Shifted ReLU (-0.5)

I meant a random scalar that’s broadcast to the entire layer, as opposed to creating random tensors and element wise subtraction.

I’m still unsure I follow. Do you mean to subtract a different value for each layer, or for each training event? Or something else I am not understanding?

Subtract a different value for each layer instead of 0.5 every time. Like this:
y = y.clamp(min=0) - torch.rand(1)/2

If you implement it like that, wouldn’t it use a different value every iteration? I guess you would need to define the value at init.

In any case, subtracting 0.5 was motivated by the fact that ReLU biases activations towards positive values, and results seem to agree that this takes the average activation back to around 0. Using random values between 0 and 0.5 would result in an intermediate situation, right? I don’t see how that should be better. Of course, the ultimate answer is to try things out and see!

Since the mean is 0 and stddev is 1, a large number of inputs would be clustered around 0. As we move towards 1 or -1 there would be fewer and fewer values. Relu brutally chops of ~50% of them. Then we try to offset the rest by 0.5 to compensate the shift in the mean.
But 0.5 is a huge value in this regime of unit normal. Hence a milder shift seemed like a good idea.
Also, wanted to keep the number deliberately random each layer( and as a result each training loop ) to see if the model manages to converge. Well, if it can withstand a dropout, it probably can withstand a random relu shift. Let’s see…
But yes, lot of experiments are required. I’ll try to find time once I reach home.

1 Like

Why do this?

Not exactly sure how a network with train with this… sometimes your weights are positive and sometimes they are negative, based completely on a random number. Dropout works because of the special case of 0 meaning the weight doesn’t contribute at all. In your example the network would somehow have to be sign agnostic, which seems to be outside of what we can represent mathematically.

High weight * positive number = high positive activation
High weight * negative number = high negative activation
These have exact opposite representations in a neural net.

No matter how I look at it I kind of feel like this should be a normal distribution, and we should basically apply batchnorm to get something close.

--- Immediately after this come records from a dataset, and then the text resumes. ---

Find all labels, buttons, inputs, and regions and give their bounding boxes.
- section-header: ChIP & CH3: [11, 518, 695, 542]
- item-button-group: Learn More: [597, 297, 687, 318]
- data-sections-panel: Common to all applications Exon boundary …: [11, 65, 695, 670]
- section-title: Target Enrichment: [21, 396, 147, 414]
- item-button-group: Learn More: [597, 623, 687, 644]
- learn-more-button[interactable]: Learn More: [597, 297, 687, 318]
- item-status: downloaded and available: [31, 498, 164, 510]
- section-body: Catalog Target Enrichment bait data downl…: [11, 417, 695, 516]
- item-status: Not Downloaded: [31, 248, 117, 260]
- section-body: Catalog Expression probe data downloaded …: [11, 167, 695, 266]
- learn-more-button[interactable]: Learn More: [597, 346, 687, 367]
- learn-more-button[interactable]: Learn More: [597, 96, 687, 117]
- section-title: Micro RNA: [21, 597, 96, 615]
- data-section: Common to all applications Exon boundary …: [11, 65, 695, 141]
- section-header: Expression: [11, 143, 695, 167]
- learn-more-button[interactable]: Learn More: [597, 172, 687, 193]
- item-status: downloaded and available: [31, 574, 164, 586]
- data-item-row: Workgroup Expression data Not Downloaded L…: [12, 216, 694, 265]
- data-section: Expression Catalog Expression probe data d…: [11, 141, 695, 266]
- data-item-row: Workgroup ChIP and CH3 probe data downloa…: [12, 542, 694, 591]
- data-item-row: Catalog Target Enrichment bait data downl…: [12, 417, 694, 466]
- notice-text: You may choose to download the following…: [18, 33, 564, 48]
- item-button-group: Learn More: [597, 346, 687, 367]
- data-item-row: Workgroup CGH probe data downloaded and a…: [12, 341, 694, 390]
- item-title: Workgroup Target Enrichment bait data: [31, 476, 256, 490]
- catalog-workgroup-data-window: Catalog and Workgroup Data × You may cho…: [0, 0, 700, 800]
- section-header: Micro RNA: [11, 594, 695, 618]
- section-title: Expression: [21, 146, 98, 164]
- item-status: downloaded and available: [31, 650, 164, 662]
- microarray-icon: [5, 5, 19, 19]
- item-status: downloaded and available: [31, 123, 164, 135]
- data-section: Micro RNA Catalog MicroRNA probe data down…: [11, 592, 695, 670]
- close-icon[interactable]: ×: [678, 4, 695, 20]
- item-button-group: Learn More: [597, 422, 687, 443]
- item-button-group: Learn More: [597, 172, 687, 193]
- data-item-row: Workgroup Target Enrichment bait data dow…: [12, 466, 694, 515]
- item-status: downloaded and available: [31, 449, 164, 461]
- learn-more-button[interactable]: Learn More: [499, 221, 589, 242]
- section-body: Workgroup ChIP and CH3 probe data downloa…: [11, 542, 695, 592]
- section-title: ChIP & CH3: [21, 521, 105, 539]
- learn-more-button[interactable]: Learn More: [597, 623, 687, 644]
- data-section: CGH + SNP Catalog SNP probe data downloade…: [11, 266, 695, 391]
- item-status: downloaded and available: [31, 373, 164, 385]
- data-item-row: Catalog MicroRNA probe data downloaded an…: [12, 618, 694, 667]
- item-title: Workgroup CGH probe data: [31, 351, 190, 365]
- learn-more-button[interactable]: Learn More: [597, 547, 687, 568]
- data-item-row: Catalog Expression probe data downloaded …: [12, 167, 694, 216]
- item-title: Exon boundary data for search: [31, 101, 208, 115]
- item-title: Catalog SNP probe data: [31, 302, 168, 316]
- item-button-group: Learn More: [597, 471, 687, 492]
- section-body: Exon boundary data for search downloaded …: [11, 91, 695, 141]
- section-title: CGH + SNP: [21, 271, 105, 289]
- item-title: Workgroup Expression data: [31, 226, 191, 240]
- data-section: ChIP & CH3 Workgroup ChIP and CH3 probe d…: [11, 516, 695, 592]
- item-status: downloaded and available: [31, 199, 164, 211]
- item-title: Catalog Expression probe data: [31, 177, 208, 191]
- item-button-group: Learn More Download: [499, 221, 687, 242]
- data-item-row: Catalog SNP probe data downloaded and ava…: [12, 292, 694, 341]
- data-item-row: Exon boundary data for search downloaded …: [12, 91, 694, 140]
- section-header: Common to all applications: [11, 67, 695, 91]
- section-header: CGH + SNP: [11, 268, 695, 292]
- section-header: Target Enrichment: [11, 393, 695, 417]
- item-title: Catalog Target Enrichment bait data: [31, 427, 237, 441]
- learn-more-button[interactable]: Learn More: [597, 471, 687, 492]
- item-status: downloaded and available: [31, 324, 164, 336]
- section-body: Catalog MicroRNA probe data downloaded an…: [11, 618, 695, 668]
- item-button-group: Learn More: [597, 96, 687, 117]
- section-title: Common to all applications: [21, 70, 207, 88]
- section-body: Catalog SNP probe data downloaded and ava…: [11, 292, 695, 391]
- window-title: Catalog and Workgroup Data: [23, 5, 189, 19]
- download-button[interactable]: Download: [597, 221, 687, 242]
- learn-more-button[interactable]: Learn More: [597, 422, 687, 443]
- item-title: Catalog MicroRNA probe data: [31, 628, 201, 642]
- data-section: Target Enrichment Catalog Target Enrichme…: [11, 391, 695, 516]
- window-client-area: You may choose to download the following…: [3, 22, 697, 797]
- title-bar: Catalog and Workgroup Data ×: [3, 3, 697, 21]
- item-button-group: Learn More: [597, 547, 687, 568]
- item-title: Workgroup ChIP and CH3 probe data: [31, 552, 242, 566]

I was going to comment the same, I don’t understand the intuition of shifting ReLU because if we have a symmetrical distribution with mean 0 and standard deviation 1, after the ReLU we are making all the negatives 0 so the distribution is no longer symmetric and has about half of the values equal to 0. If we then apply a convolution the dot product will “ignore” the places where the activation is 0. If on the other hand we have -0.5 instead of 0 all these values will have an identical contribution to the dot product and I’m not sure if that is desirable.

Try it and see! :slight_smile:

1 Like

An array that started with mean 0 and got relu’d doesn’t have mean 0.5. It would, if you just deleted the negative values, but since you clamp them all to 0, you pull the mean towards 0. A quick experiment indicates the mean in this case is 0.4. I doubt that 0.1 difference is gonna change our results much, but based on the logic of correcting the mean to 0, it looks like -0.4 might make a little more sense than -0.5.

looks like you are looking for torch.nn.SELU

Hmm, I’m not sure I follow. As far as I can tell, SELU is sort of a fancier leaky ReLU. My point was just that if you want to restore the mean to 0 after applying a vanilla ReLU, ala Jeremy’s suggestion, I think -0.4 might work a little better than -0.5. But I’m probably missing something :grinning:

We do generally use 0.4 in the course :slight_smile:

1 Like